Es ist nicht nur eine Frage, die angesichts der Neuverschuldung durch das neue Konjunkturpaket immer öfter auftaucht. Sie hat auch eine lange Tradition: So erschreckte im Jahr 1975 der damalige Vorsitzende der CDU/CSU-Bundestagsfraktion und Oppositionsführer Karl Carstens in einer finanzpolitischen Debatte im Bundestag die Öffentlichkeit mit der Feststellung: »Jeden Tag, Sonn- und Feiertage eingeschlossen, macht die Bundesregierung 104 Millionen DM Schulden«. Wie wir heute wissen, hat dies nicht zum Staatsbankrott der Bundesrepublik Deutschland geführt.
Gegen den Strom
Die Thesen des senegalesischen Ökonomen Felwine Sarr stoßen auf zunehmende Resonanz. Sarr, der in Deutschland durch die Rückgabeempfehlungen kolonialen Kulturguts bekannt wurde, die er mit der Kunsthistorikerin Bénédicte Savoy verfasst hat, begreift Wirtschaft als Teil einer Kultur – und sie müsse wieder eine dienende Rolle einnehmen. Daraus leitet Sarr handfeste Konsequenzen für den afrikanischen Kontinent ab, der sich von Europa emanzipieren und seinen eigenen Weg gehen müsse. Die Moderne europäischen Zuschnitts, die Vernunft und die Rechte des Individuums an die erste Stelle setzt, hat in seiner Diagnose zu einem Werteverfall, Hedonismus, Vereinzelung und letztlich zu einer Schwächung des Individuums geführt. Dem entsprächen auf wirtschaftlichem Gebiet eine grenzenlose Ressourcenverschwendung, Umweltzerstörung und eine soziale Erosion, die sich in der immer größeren Schere zwischen Arm und Reich zeigt. Der Rest der Welt, ist sich Sarr sicher, wird nicht mehr die Zeit haben, diesem Beispiel zu folgen.

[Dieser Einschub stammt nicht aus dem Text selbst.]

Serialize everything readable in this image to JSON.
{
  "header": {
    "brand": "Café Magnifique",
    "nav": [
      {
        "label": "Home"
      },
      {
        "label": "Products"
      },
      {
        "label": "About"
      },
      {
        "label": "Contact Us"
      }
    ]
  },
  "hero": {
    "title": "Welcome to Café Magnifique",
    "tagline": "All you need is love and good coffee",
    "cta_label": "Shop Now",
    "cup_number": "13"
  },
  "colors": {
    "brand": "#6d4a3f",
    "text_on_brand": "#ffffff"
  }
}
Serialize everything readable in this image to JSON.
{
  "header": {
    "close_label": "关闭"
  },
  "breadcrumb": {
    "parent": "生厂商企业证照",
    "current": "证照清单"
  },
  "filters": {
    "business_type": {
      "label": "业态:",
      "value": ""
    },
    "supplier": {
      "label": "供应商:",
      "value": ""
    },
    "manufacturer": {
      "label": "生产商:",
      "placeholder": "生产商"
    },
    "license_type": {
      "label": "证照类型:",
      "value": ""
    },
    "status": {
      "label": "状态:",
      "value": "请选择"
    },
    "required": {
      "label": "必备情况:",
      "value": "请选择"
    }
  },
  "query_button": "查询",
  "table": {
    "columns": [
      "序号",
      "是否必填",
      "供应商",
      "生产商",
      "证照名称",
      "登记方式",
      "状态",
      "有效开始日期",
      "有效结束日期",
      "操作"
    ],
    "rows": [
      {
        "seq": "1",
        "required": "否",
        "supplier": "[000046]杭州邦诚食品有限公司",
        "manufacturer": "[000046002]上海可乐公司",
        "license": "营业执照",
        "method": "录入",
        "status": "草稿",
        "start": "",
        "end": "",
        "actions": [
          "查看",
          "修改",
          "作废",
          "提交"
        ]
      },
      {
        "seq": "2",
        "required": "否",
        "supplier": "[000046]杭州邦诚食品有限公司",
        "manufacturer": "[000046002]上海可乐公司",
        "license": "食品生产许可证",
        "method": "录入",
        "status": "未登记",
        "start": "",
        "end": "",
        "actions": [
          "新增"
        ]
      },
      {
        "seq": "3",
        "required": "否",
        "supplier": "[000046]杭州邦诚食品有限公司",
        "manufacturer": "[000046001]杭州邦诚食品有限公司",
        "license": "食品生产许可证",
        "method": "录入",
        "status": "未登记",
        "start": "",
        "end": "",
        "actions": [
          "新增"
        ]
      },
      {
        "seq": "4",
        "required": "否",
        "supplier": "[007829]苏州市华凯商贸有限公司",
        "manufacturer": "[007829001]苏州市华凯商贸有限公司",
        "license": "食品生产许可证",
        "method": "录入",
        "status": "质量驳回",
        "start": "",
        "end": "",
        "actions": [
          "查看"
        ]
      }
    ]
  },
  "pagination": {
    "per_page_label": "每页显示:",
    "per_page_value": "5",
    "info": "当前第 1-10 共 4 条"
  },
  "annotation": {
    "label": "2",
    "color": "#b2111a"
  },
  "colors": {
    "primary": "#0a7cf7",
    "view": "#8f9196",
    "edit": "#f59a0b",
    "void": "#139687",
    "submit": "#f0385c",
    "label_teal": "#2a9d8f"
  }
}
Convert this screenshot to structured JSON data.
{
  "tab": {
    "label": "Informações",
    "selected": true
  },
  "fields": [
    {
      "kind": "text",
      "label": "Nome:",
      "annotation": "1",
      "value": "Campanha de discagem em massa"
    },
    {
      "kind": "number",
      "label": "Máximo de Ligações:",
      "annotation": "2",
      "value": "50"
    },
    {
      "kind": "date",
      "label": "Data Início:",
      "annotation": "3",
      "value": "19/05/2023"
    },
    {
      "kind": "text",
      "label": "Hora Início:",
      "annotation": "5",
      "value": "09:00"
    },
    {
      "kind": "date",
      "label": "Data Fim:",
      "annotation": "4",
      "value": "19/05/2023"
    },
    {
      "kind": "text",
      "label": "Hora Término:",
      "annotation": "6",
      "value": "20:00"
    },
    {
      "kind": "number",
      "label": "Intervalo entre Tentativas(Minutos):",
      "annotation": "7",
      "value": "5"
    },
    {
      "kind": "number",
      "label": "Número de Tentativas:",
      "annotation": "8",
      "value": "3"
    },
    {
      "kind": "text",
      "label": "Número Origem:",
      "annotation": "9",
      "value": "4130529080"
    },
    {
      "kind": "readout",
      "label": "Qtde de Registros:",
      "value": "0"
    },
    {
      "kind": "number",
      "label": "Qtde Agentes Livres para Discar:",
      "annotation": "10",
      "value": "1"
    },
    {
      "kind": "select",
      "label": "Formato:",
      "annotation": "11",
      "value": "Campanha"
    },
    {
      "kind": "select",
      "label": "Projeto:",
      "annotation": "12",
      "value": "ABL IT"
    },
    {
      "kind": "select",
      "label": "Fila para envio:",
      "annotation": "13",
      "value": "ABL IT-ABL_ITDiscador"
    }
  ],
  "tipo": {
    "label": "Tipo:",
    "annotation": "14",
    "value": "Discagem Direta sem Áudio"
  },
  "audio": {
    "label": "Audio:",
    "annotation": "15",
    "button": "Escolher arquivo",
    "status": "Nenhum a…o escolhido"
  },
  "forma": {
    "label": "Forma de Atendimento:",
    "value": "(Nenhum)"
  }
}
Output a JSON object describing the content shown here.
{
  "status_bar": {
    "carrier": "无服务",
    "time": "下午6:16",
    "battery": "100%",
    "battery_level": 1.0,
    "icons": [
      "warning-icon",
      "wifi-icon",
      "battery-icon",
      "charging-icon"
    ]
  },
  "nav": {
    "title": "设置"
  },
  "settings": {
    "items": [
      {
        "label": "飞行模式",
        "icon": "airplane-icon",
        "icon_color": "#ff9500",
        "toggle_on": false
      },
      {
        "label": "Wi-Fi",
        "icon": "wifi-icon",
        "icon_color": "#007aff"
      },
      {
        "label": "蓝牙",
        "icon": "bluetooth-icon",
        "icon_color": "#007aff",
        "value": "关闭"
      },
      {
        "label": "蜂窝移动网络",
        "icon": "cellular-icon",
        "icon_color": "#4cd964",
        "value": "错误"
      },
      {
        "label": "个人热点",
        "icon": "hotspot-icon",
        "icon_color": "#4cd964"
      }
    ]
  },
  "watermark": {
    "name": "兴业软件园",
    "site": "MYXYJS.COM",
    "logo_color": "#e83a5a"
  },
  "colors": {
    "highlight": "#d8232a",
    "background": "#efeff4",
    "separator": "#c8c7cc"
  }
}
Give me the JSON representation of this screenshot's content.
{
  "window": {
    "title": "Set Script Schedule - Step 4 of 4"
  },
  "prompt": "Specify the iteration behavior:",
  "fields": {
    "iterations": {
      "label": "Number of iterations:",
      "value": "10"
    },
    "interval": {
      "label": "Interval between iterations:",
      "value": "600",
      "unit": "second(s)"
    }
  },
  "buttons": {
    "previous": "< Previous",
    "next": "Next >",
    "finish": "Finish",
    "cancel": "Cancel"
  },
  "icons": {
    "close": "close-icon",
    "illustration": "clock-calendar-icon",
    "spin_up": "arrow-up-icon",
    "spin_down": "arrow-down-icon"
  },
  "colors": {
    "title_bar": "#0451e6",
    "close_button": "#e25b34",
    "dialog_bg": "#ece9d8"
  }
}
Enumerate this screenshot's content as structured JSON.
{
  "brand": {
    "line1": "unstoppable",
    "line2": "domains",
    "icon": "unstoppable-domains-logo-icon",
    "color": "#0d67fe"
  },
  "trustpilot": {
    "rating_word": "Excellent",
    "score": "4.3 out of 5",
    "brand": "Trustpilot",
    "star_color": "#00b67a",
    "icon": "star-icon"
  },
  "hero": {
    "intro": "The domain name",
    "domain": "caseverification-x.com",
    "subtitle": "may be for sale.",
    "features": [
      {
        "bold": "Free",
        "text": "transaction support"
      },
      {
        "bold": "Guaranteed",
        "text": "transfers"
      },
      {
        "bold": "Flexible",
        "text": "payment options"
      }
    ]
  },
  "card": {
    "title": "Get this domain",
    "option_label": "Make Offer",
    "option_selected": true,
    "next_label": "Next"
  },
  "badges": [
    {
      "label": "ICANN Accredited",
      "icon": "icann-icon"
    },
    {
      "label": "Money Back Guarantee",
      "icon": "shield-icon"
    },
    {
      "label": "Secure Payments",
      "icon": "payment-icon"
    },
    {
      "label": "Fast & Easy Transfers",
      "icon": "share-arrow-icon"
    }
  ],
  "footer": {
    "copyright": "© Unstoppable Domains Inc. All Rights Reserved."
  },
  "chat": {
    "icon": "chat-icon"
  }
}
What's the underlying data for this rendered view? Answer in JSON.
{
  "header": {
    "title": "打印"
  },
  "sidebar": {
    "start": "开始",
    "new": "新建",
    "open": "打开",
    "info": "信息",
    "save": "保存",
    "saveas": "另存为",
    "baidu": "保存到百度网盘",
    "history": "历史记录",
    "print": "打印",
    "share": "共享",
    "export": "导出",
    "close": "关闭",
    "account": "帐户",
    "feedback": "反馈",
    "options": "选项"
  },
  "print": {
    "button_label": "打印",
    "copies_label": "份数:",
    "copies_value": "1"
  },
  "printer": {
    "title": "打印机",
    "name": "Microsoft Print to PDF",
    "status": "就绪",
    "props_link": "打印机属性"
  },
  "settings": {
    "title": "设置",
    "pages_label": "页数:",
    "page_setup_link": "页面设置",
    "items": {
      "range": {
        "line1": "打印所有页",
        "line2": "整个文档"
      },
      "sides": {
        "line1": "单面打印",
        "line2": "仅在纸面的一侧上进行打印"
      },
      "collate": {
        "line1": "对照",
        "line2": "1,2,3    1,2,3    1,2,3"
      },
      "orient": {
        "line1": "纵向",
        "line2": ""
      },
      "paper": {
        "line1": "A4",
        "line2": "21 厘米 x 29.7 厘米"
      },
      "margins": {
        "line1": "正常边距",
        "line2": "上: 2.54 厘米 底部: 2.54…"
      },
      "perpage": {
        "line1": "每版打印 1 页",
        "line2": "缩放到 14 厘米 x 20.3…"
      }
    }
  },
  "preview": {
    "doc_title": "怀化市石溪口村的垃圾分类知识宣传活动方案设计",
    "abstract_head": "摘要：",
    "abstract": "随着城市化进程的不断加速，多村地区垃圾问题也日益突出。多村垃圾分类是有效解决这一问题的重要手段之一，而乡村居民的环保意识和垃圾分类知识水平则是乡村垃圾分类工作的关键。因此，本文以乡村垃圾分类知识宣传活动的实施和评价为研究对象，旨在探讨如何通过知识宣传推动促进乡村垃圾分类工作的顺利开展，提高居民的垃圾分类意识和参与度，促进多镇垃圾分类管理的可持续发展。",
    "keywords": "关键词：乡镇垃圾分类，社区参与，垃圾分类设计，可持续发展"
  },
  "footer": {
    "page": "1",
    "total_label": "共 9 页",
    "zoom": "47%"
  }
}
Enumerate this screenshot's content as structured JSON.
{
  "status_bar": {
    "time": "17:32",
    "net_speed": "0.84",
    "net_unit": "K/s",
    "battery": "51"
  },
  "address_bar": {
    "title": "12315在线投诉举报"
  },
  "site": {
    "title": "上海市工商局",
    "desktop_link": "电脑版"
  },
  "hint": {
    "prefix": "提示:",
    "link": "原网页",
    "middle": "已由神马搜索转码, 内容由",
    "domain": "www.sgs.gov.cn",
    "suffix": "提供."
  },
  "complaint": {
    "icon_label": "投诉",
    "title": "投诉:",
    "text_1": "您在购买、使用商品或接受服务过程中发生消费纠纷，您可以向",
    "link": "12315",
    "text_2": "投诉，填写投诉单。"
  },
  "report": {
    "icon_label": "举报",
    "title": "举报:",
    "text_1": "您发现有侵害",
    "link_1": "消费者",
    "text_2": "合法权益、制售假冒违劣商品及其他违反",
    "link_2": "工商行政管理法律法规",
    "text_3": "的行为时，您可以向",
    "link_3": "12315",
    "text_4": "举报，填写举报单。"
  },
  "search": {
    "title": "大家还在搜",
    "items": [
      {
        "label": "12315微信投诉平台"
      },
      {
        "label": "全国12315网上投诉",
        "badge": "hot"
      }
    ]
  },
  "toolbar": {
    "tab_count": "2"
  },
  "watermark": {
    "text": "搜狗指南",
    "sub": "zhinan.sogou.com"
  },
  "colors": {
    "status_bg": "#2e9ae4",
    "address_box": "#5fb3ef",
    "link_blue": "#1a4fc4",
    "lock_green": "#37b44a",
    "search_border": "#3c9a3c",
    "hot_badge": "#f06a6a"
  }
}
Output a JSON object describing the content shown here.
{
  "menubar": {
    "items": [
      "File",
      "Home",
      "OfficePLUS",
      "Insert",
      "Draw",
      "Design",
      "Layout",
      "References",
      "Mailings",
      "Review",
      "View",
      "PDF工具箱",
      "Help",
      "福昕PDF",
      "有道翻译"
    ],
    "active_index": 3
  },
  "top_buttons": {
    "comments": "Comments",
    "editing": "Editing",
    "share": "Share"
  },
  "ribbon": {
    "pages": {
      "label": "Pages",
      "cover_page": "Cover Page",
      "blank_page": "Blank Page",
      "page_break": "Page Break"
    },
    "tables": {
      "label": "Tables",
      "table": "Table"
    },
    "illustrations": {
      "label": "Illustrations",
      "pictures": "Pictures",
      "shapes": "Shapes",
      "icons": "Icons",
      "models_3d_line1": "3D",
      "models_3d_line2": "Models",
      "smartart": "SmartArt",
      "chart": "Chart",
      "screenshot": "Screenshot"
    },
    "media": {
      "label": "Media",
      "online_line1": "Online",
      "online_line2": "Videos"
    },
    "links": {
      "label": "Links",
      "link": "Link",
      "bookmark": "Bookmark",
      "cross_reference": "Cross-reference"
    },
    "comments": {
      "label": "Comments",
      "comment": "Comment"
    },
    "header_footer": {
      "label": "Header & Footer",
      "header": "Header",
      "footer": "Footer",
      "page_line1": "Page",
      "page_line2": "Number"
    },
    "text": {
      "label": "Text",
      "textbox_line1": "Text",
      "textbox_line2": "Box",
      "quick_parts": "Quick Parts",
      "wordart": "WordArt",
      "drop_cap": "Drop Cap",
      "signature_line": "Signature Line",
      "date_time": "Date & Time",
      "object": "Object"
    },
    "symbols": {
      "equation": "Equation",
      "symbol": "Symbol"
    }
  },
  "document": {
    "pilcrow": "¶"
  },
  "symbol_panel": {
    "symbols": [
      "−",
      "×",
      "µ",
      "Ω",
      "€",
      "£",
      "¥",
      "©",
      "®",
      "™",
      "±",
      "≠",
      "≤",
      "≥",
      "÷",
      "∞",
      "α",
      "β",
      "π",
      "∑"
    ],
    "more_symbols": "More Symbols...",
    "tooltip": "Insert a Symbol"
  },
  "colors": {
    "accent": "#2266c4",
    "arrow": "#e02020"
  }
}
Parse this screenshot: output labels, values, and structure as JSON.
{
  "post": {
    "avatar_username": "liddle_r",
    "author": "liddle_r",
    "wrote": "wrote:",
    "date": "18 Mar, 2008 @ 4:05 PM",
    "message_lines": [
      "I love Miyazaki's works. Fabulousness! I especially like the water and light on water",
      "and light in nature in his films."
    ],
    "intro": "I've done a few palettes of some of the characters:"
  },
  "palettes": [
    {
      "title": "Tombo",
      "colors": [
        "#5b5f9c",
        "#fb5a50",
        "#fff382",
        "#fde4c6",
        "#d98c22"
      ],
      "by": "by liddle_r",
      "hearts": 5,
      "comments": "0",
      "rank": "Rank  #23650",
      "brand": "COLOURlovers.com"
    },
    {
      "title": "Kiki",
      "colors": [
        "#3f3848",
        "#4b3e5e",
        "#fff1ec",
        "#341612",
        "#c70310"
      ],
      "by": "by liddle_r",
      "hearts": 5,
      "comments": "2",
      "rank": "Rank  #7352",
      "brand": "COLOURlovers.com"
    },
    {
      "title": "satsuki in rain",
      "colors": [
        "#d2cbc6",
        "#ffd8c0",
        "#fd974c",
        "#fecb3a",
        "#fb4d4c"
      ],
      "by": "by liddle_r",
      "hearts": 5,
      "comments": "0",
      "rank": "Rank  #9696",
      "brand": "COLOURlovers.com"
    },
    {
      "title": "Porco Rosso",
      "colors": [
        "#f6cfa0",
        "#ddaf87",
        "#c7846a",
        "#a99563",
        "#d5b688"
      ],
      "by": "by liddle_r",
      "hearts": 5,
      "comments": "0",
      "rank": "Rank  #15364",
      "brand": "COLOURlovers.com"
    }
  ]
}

Hedonismus, oder das Glück des Einzelnen, ist auch das Anliegen der sogenannten Glücksökonomie: das Produzieren von Dingen und das Verdienen von Geld sei nur dann wertvoll, wenn es uns glücklicher macht. Nicht das Bruttoinlandsprodukt (BIP) ist demnach der Maßstab für Erfolg, sondern vielmehr wir selbst und unsere Erfahrung des Glücks. So wie das BIP in Euro und Cent ausgedrückt wird, so sprechen Glücksökonomen von WELBYs und QALYs. Doch was hätte es zu bedeuten, wenn wir die Kosten des Lockdowns in der Währung der Glücksökonomen aufrechnen würden?
Mit dem Strom
Das Erneuerbare-Energien-Gesetz (EEG) ist nicht irgendein Gesetz, sondern eine zentrale Säule der Energiewende, die die Bundesregierung vorantreiben will. Im Rahmen des Konjunkturpakets zur Bewältigung der Corona-Krise hat die Große Koalition zusätzliche 10 Milliarden Euro locker gemacht, um die EEG-Umlage zu stützen. Ziel des EEG: den Anteil der erneuerbaren Energien an der Stromversorgung bis 2050 auf mindestens 80 Prozent zu steigern.
Doch diesem Ziel stehen gewaltige Hürden entgegen, so steht es in einer brisanten Stellungnahme, die Harald Schwarz, Professor für Energieverteilung und Hochspannungstechnik an der BTU Cottbus-Senftenberg, für den Ausschuss Wirtschaft und Energie des Deutschen Bundestages verfasst hat. Zwar sei das EEG im Sinne der Anschubfinanzierung für CO2 arme /-freie Technologien wichtig und richtig gewesen. Doch Lösungsansätze müssten »frei von ideologischem Wunschdenken den physikalischen Grundgesetzen folgen (…) und dabei die Auswirkungen auf das Gesamtsystem im Blick haben.« Mit anderen Worten: In der Energiepolitik sei genau dies nicht der Fall.